# why gto so heavy?



## chris8299s (Dec 15, 2004)

i was just wondering why the 04 and 05 GTOs are so heavy? what are the best ways to decrease the weight? thanks


----------



## djdub (Oct 23, 2004)

chris8299s said:


> i was just wondering why the 04 and 05 GTOs are so heavy? what are the best ways to decrease the weight? thanks


Try this
http://www.gtoforum.com/showthread.php?t=786&highlight=weight+reduction 
or this
http://www.gtoforum.com/showthread.php?t=83&highlight=weight+reduction 
or this
http://www.gtoforum.com/showthread.php?t=526&highlight=weight 
or this
http://www.gtoforum.com/showthread.php?t=316&highlight=weight 
or better yet, try the search button.
I swear it doesn't bite.


----------



## chris8299s (Dec 15, 2004)

*thanks*

thanks for the links.

what does "SLP" mean in this sentence: "you can drop several pounds by replacing the oem skidplate with SLP's"

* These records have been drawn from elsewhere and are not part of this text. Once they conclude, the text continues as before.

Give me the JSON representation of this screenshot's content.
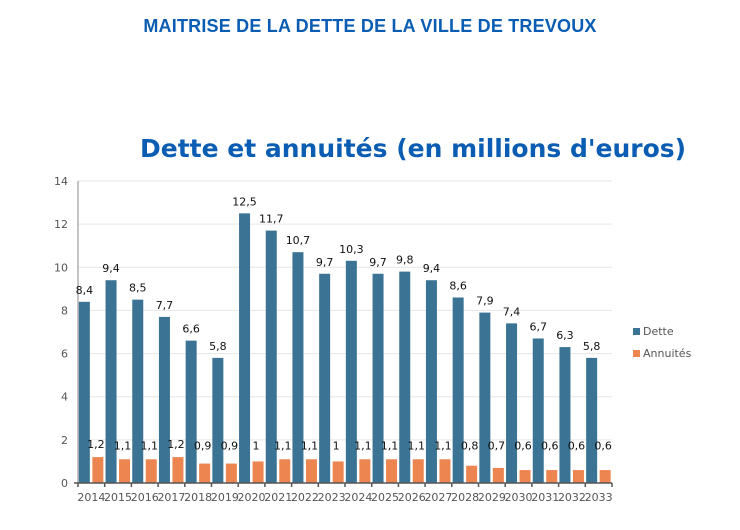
{
  "header": {
    "main_title": "MAITRISE DE LA DETTE DE LA VILLE DE TREVOUX"
  },
  "chart_data": {
    "type": "bar",
    "title": "Dette et annuités (en millions d'euros)",
    "xlabel": "",
    "ylabel": "",
    "ylim": [
      0,
      14
    ],
    "yticks": [
      0,
      2,
      4,
      6,
      8,
      10,
      12,
      14
    ],
    "grid": true,
    "legend_position": "right",
    "categories": [
      "2014",
      "2015",
      "2016",
      "2017",
      "2018",
      "2019",
      "2020",
      "2021",
      "2022",
      "2023",
      "2024",
      "2025",
      "2026",
      "2027",
      "2028",
      "2029",
      "2030",
      "2031",
      "2032",
      "2033"
    ],
    "series": [
      {
        "name": "Dette",
        "color": "#3a7393",
        "values": [
          8.4,
          9.4,
          8.5,
          7.7,
          6.6,
          5.8,
          12.5,
          11.7,
          10.7,
          9.7,
          10.3,
          9.7,
          9.8,
          9.4,
          8.6,
          7.9,
          7.4,
          6.7,
          6.3,
          5.8
        ],
        "labels": [
          "8,4",
          "9,4",
          "8,5",
          "7,7",
          "6,6",
          "5,8",
          "12,5",
          "11,7",
          "10,7",
          "9,7",
          "10,3",
          "9,7",
          "9,8",
          "9,4",
          "8,6",
          "7,9",
          "7,4",
          "6,7",
          "6,3",
          "5,8"
        ]
      },
      {
        "name": "Annuités",
        "color": "#ec8550",
        "values": [
          1.2,
          1.1,
          1.1,
          1.2,
          0.9,
          0.9,
          1,
          1.1,
          1.1,
          1,
          1.1,
          1.1,
          1.1,
          1.1,
          0.8,
          0.7,
          0.6,
          0.6,
          0.6,
          0.6
        ],
        "labels": [
          "1,2",
          "1,1",
          "1,1",
          "1,2",
          "0,9",
          "0,9",
          "1",
          "1,1",
          "1,1",
          "1",
          "1,1",
          "1,1",
          "1,1",
          "1,1",
          "0,8",
          "0,7",
          "0,6",
          "0,6",
          "0,6",
          "0,6"
        ]
      }
    ]
  }
}
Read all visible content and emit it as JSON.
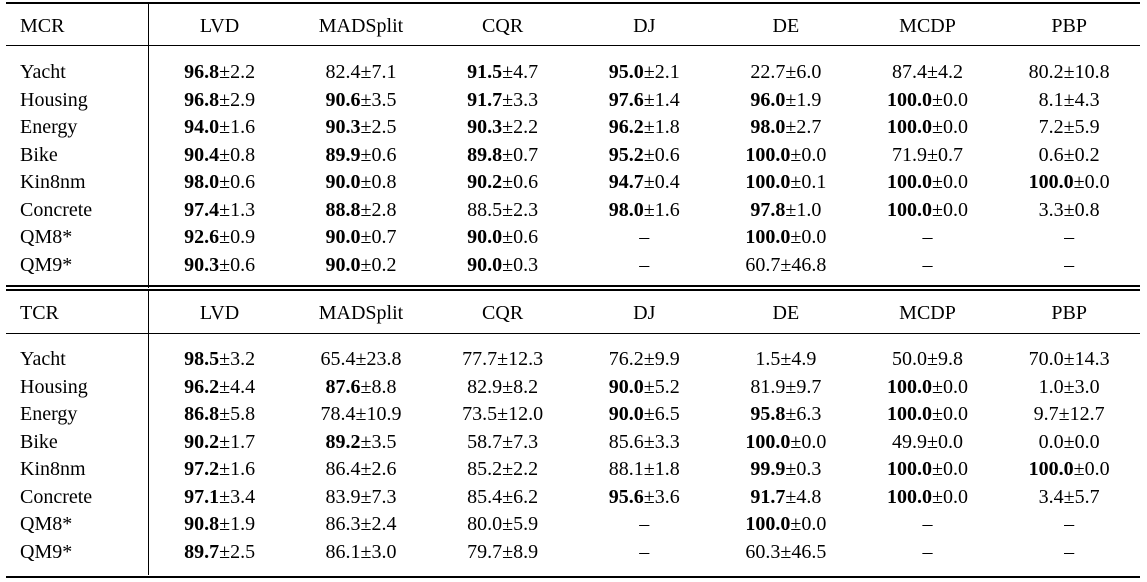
{
  "sections": [
    {
      "metric": "MCR",
      "columns": [
        "LVD",
        "MADSplit",
        "CQR",
        "DJ",
        "DE",
        "MCDP",
        "PBP"
      ],
      "rows": [
        {
          "dataset": "Yacht",
          "cells": [
            {
              "m": "96.8",
              "s": "2.2",
              "b": true
            },
            {
              "m": "82.4",
              "s": "7.1",
              "b": false
            },
            {
              "m": "91.5",
              "s": "4.7",
              "b": true
            },
            {
              "m": "95.0",
              "s": "2.1",
              "b": true
            },
            {
              "m": "22.7",
              "s": "6.0",
              "b": false
            },
            {
              "m": "87.4",
              "s": "4.2",
              "b": false
            },
            {
              "m": "80.2",
              "s": "10.8",
              "b": false
            }
          ]
        },
        {
          "dataset": "Housing",
          "cells": [
            {
              "m": "96.8",
              "s": "2.9",
              "b": true
            },
            {
              "m": "90.6",
              "s": "3.5",
              "b": true
            },
            {
              "m": "91.7",
              "s": "3.3",
              "b": true
            },
            {
              "m": "97.6",
              "s": "1.4",
              "b": true
            },
            {
              "m": "96.0",
              "s": "1.9",
              "b": true
            },
            {
              "m": "100.0",
              "s": "0.0",
              "b": true
            },
            {
              "m": "8.1",
              "s": "4.3",
              "b": false
            }
          ]
        },
        {
          "dataset": "Energy",
          "cells": [
            {
              "m": "94.0",
              "s": "1.6",
              "b": true
            },
            {
              "m": "90.3",
              "s": "2.5",
              "b": true
            },
            {
              "m": "90.3",
              "s": "2.2",
              "b": true
            },
            {
              "m": "96.2",
              "s": "1.8",
              "b": true
            },
            {
              "m": "98.0",
              "s": "2.7",
              "b": true
            },
            {
              "m": "100.0",
              "s": "0.0",
              "b": true
            },
            {
              "m": "7.2",
              "s": "5.9",
              "b": false
            }
          ]
        },
        {
          "dataset": "Bike",
          "cells": [
            {
              "m": "90.4",
              "s": "0.8",
              "b": true
            },
            {
              "m": "89.9",
              "s": "0.6",
              "b": true
            },
            {
              "m": "89.8",
              "s": "0.7",
              "b": true
            },
            {
              "m": "95.2",
              "s": "0.6",
              "b": true
            },
            {
              "m": "100.0",
              "s": "0.0",
              "b": true
            },
            {
              "m": "71.9",
              "s": "0.7",
              "b": false
            },
            {
              "m": "0.6",
              "s": "0.2",
              "b": false
            }
          ]
        },
        {
          "dataset": "Kin8nm",
          "cells": [
            {
              "m": "98.0",
              "s": "0.6",
              "b": true
            },
            {
              "m": "90.0",
              "s": "0.8",
              "b": true
            },
            {
              "m": "90.2",
              "s": "0.6",
              "b": true
            },
            {
              "m": "94.7",
              "s": "0.4",
              "b": true
            },
            {
              "m": "100.0",
              "s": "0.1",
              "b": true
            },
            {
              "m": "100.0",
              "s": "0.0",
              "b": true
            },
            {
              "m": "100.0",
              "s": "0.0",
              "b": true
            }
          ]
        },
        {
          "dataset": "Concrete",
          "cells": [
            {
              "m": "97.4",
              "s": "1.3",
              "b": true
            },
            {
              "m": "88.8",
              "s": "2.8",
              "b": true
            },
            {
              "m": "88.5",
              "s": "2.3",
              "b": false
            },
            {
              "m": "98.0",
              "s": "1.6",
              "b": true
            },
            {
              "m": "97.8",
              "s": "1.0",
              "b": true
            },
            {
              "m": "100.0",
              "s": "0.0",
              "b": true
            },
            {
              "m": "3.3",
              "s": "0.8",
              "b": false
            }
          ]
        },
        {
          "dataset": "QM8*",
          "cells": [
            {
              "m": "92.6",
              "s": "0.9",
              "b": true
            },
            {
              "m": "90.0",
              "s": "0.7",
              "b": true
            },
            {
              "m": "90.0",
              "s": "0.6",
              "b": true
            },
            {
              "dash": "–"
            },
            {
              "m": "100.0",
              "s": "0.0",
              "b": true
            },
            {
              "dash": "–"
            },
            {
              "dash": "–"
            }
          ]
        },
        {
          "dataset": "QM9*",
          "cells": [
            {
              "m": "90.3",
              "s": "0.6",
              "b": true
            },
            {
              "m": "90.0",
              "s": "0.2",
              "b": true
            },
            {
              "m": "90.0",
              "s": "0.3",
              "b": true
            },
            {
              "dash": "–"
            },
            {
              "m": "60.7",
              "s": "46.8",
              "b": false
            },
            {
              "dash": "–"
            },
            {
              "dash": "–"
            }
          ]
        }
      ]
    },
    {
      "metric": "TCR",
      "columns": [
        "LVD",
        "MADSplit",
        "CQR",
        "DJ",
        "DE",
        "MCDP",
        "PBP"
      ],
      "rows": [
        {
          "dataset": "Yacht",
          "cells": [
            {
              "m": "98.5",
              "s": "3.2",
              "b": true
            },
            {
              "m": "65.4",
              "s": "23.8",
              "b": false
            },
            {
              "m": "77.7",
              "s": "12.3",
              "b": false
            },
            {
              "m": "76.2",
              "s": "9.9",
              "b": false
            },
            {
              "m": "1.5",
              "s": "4.9",
              "b": false
            },
            {
              "m": "50.0",
              "s": "9.8",
              "b": false
            },
            {
              "m": "70.0",
              "s": "14.3",
              "b": false
            }
          ]
        },
        {
          "dataset": "Housing",
          "cells": [
            {
              "m": "96.2",
              "s": "4.4",
              "b": true
            },
            {
              "m": "87.6",
              "s": "8.8",
              "b": true
            },
            {
              "m": "82.9",
              "s": "8.2",
              "b": false
            },
            {
              "m": "90.0",
              "s": "5.2",
              "b": true
            },
            {
              "m": "81.9",
              "s": "9.7",
              "b": false
            },
            {
              "m": "100.0",
              "s": "0.0",
              "b": true
            },
            {
              "m": "1.0",
              "s": "3.0",
              "b": false
            }
          ]
        },
        {
          "dataset": "Energy",
          "cells": [
            {
              "m": "86.8",
              "s": "5.8",
              "b": true
            },
            {
              "m": "78.4",
              "s": "10.9",
              "b": false
            },
            {
              "m": "73.5",
              "s": "12.0",
              "b": false
            },
            {
              "m": "90.0",
              "s": "6.5",
              "b": true
            },
            {
              "m": "95.8",
              "s": "6.3",
              "b": true
            },
            {
              "m": "100.0",
              "s": "0.0",
              "b": true
            },
            {
              "m": "9.7",
              "s": "12.7",
              "b": false
            }
          ]
        },
        {
          "dataset": "Bike",
          "cells": [
            {
              "m": "90.2",
              "s": "1.7",
              "b": true
            },
            {
              "m": "89.2",
              "s": "3.5",
              "b": true
            },
            {
              "m": "58.7",
              "s": "7.3",
              "b": false
            },
            {
              "m": "85.6",
              "s": "3.3",
              "b": false
            },
            {
              "m": "100.0",
              "s": "0.0",
              "b": true
            },
            {
              "m": "49.9",
              "s": "0.0",
              "b": false
            },
            {
              "m": "0.0",
              "s": "0.0",
              "b": false
            }
          ]
        },
        {
          "dataset": "Kin8nm",
          "cells": [
            {
              "m": "97.2",
              "s": "1.6",
              "b": true
            },
            {
              "m": "86.4",
              "s": "2.6",
              "b": false
            },
            {
              "m": "85.2",
              "s": "2.2",
              "b": false
            },
            {
              "m": "88.1",
              "s": "1.8",
              "b": false
            },
            {
              "m": "99.9",
              "s": "0.3",
              "b": true
            },
            {
              "m": "100.0",
              "s": "0.0",
              "b": true
            },
            {
              "m": "100.0",
              "s": "0.0",
              "b": true
            }
          ]
        },
        {
          "dataset": "Concrete",
          "cells": [
            {
              "m": "97.1",
              "s": "3.4",
              "b": true
            },
            {
              "m": "83.9",
              "s": "7.3",
              "b": false
            },
            {
              "m": "85.4",
              "s": "6.2",
              "b": false
            },
            {
              "m": "95.6",
              "s": "3.6",
              "b": true
            },
            {
              "m": "91.7",
              "s": "4.8",
              "b": true
            },
            {
              "m": "100.0",
              "s": "0.0",
              "b": true
            },
            {
              "m": "3.4",
              "s": "5.7",
              "b": false
            }
          ]
        },
        {
          "dataset": "QM8*",
          "cells": [
            {
              "m": "90.8",
              "s": "1.9",
              "b": true
            },
            {
              "m": "86.3",
              "s": "2.4",
              "b": false
            },
            {
              "m": "80.0",
              "s": "5.9",
              "b": false
            },
            {
              "dash": "–"
            },
            {
              "m": "100.0",
              "s": "0.0",
              "b": true
            },
            {
              "dash": "–"
            },
            {
              "dash": "–"
            }
          ]
        },
        {
          "dataset": "QM9*",
          "cells": [
            {
              "m": "89.7",
              "s": "2.5",
              "b": true
            },
            {
              "m": "86.1",
              "s": "3.0",
              "b": false
            },
            {
              "m": "79.7",
              "s": "8.9",
              "b": false
            },
            {
              "dash": "–"
            },
            {
              "m": "60.3",
              "s": "46.5",
              "b": false
            },
            {
              "dash": "–"
            },
            {
              "dash": "–"
            }
          ]
        }
      ]
    }
  ]
}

what does "BMR" mean in this sentence: "you can replace the skid plate with a lighter BMR one"


----------



## djdub (Oct 23, 2004)

chris8299s said:


> thanks for the links.
> 
> what does "SLP" mean in this sentence: "you can drop several pounds by replacing the oem skidplate with SLP's"
> 
> what does "BMR" mean in this sentence: "you can replace the skid plate with a lighter BMR one"


Those would be the names of performance parts companies.


----------